Enfin, continuer à parler des « déserteurs » quand beaucoup de combattants sont de jeunes paumés islamistes syriens, et les autres des djihadistes libyens, libanais, irakiens, jordaniens ou venus des pays du Golfe, c’est procéder à une autre falsification majeure. Bref, tous les dés sont pipés dans ces statistiques, qui fournissent néanmoins depuis un an la base de l’info de nos soi disant professionnels de la grande presse.
On peut, soyons juste, tout de même retirer un ou deux enseignements du « rapport d’activités » pour mardi de l’officine londonienne : elle fait état de combats à Homs, où effectivement des gangs s’obstinent dans certains quartiers, mais surtout dans le secteur d’Idled, et celui de Deraa, c’est-à-dire respectivement près des sanctuaires turc et jordanien de la rébellion. Et c’est bien dans cette région au nord et à l’ouest d’Idleb, adossée à la frontière turque, que se passe l’essentiel de la violence : la ville de Taftanaz, cité comme point chaud de mardi par l’OSDH, se trouve à une quinzaine de kilomètres au nord-est d’Idleb, et à une trentaine de la frontière turque.
Et puis, même s’ils le savent – et qu’ils continueront à faire comme s’ils ne savaient pas -, rappelons encore que cette guerre ne se fait décidément pas contre le peuple syrien, mais contre des gangs armés, qui attaquent ou accueillent les soldats et policiers avec toutes les ressources d’un arsenal pléthorique. Et que donc ces soldats, ces policiers continuent de mourir pour que les conditions d’une trêve sérieuse soient vraiment réunies, c’est-à-dire que les fauteurs de guerre civile soient mis hors d’état de nuire : mardi 3 avril, dix « martyrs » de plus ont été escortés par des foules civiles et militaires, à Damas, Lattaquié et Alep.

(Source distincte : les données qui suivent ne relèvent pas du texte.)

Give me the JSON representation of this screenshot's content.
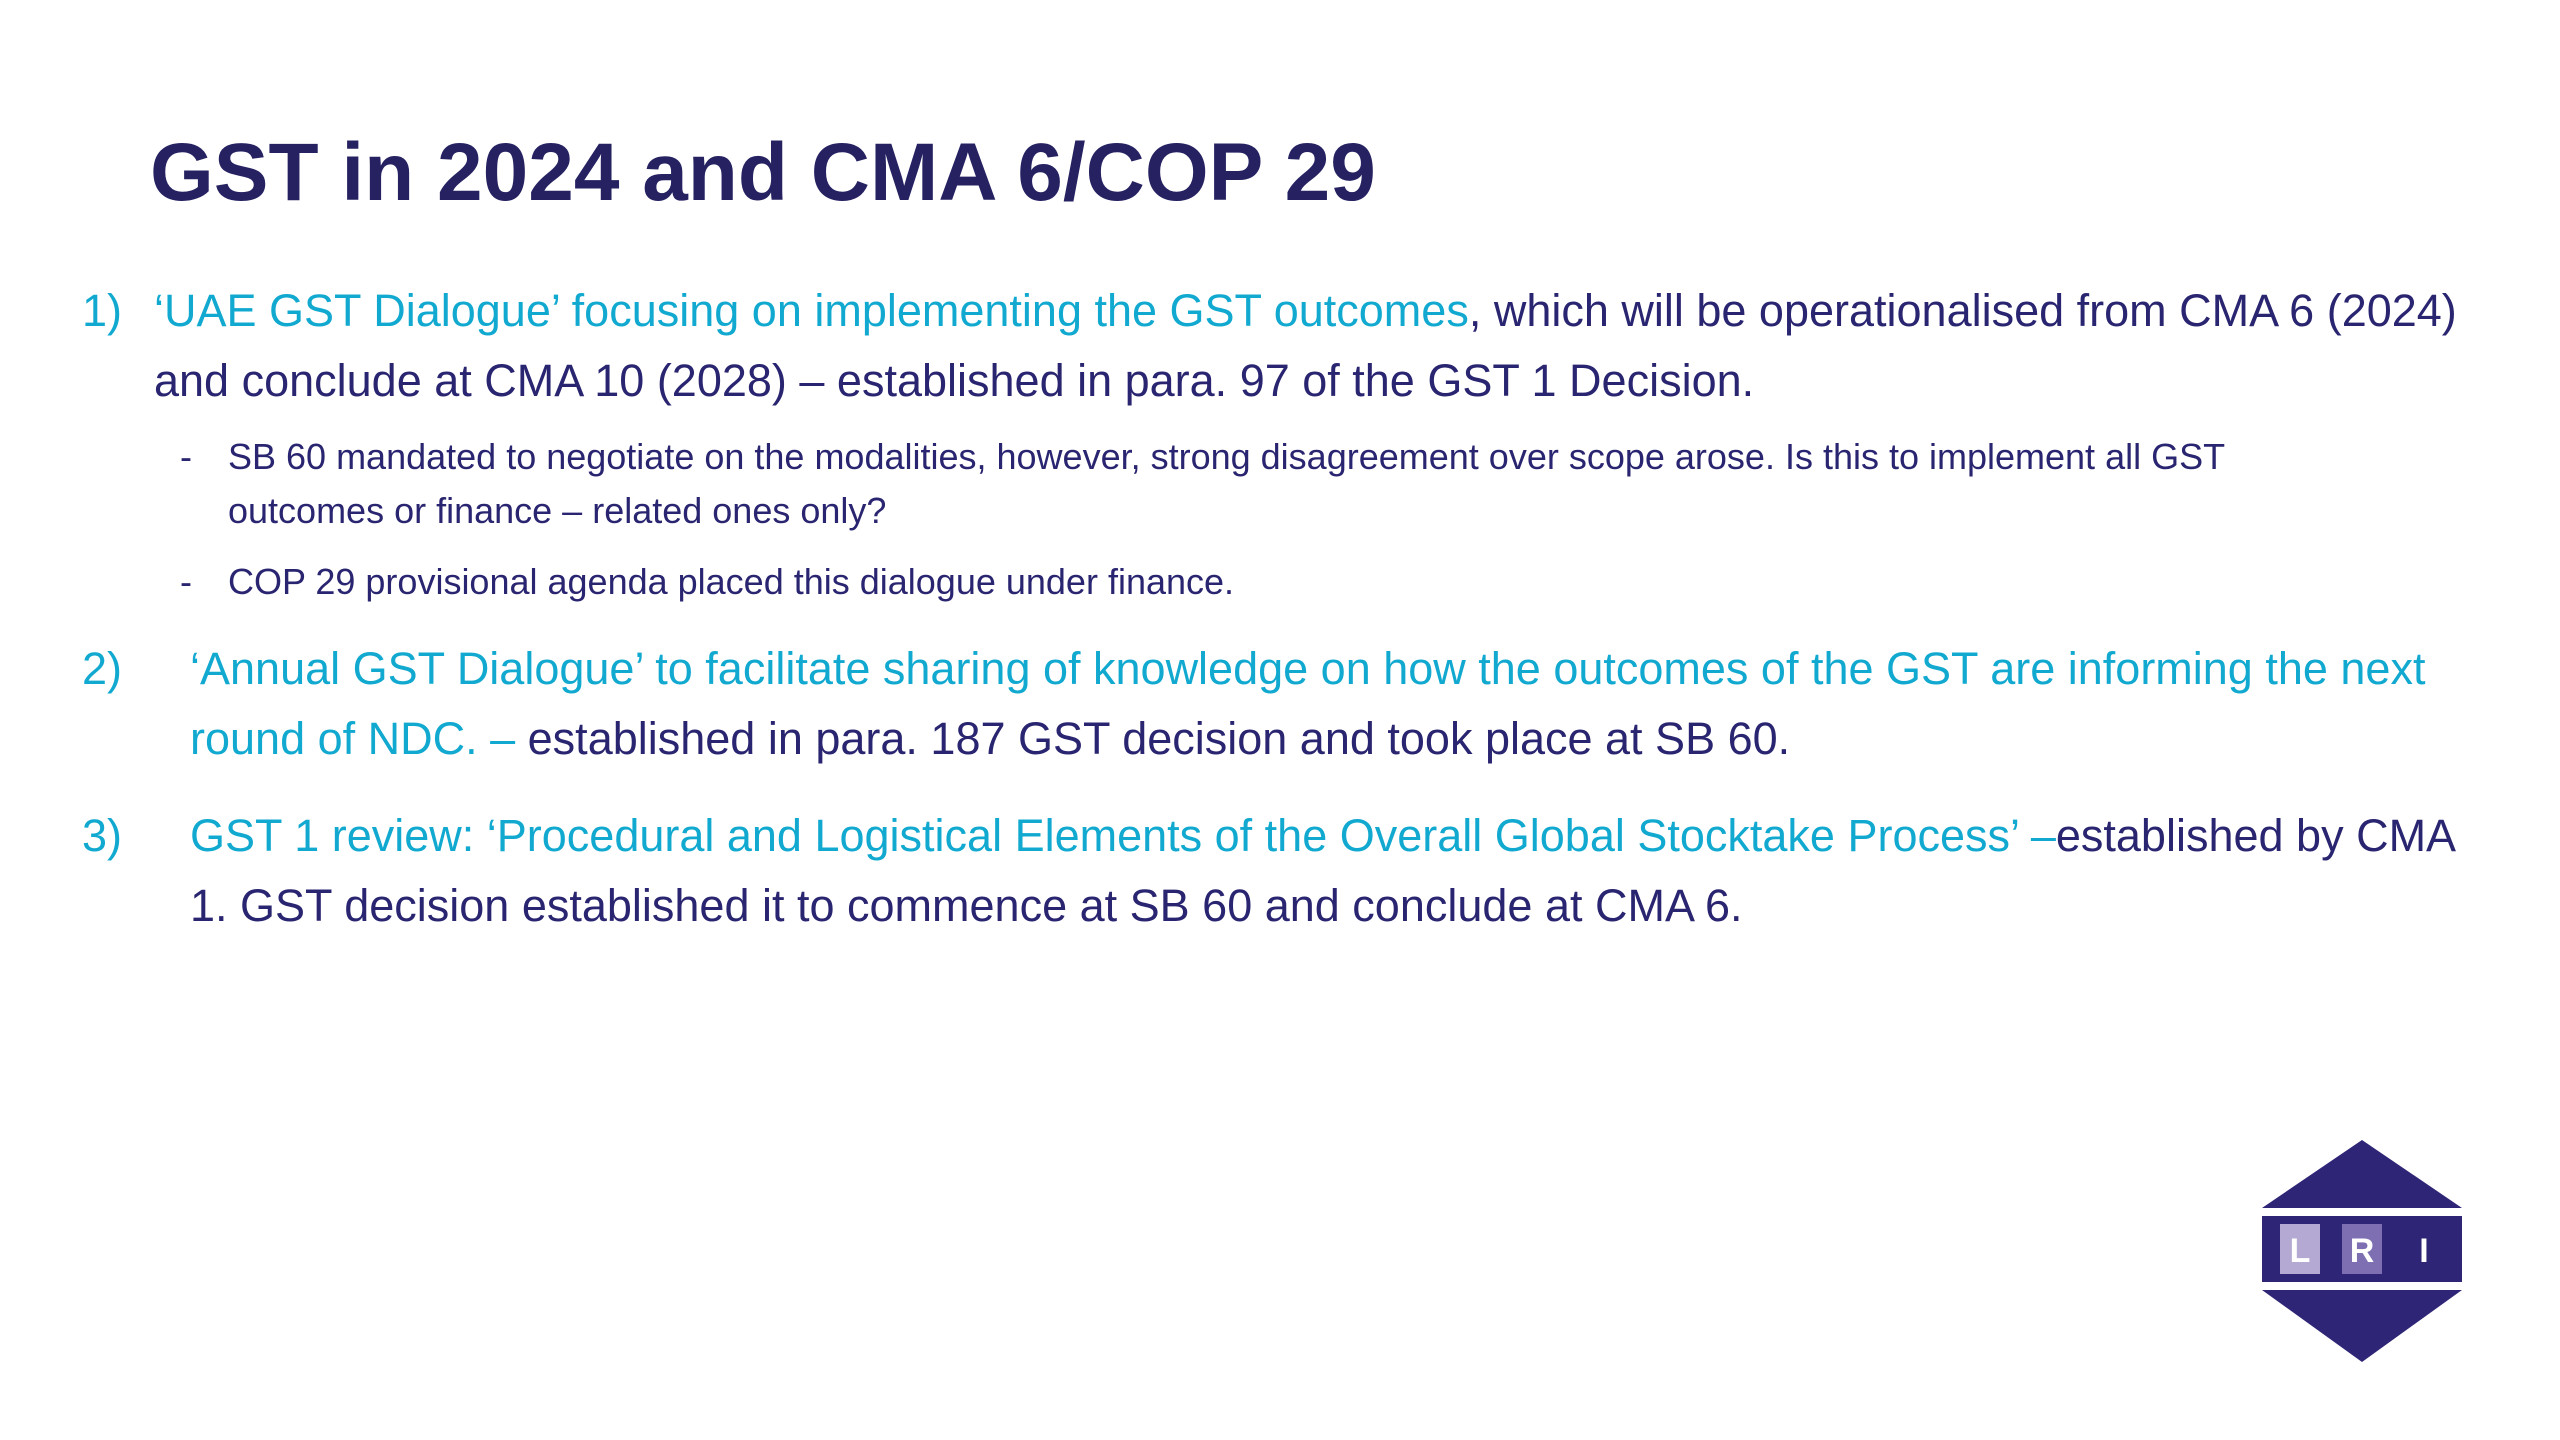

Un lieutenant, un adjudant-chef, un sergent, deux caporaux, quatre conscrits et un employé civil. Ces hommes sont tombés à Homs, Hama, Alep, dans la banlieue de Damas et dans les secteurs d’Idleb et de Deraa. Tous, il est important de le préciser, ne sont pas tombés dans des affrontements « en bonne et due forme », mais victimes d’assassins de l’ombre, de snipers ou de « commandos automobiles » – c’est certainement le cas des victimes d’Alep et de Hama. Aujourd’hui en Syrie, ce qu’on désigne par commodité sous le nom d’ASL aligne d’avantage de terroristes urbains que de combattants dignes de ce nom. Et ce rapport entre commandos de tueurs et unités de « rase campagne » risque bien de continuer à se faire au profit des premiers, vu la déshérence militaire des bandes armées.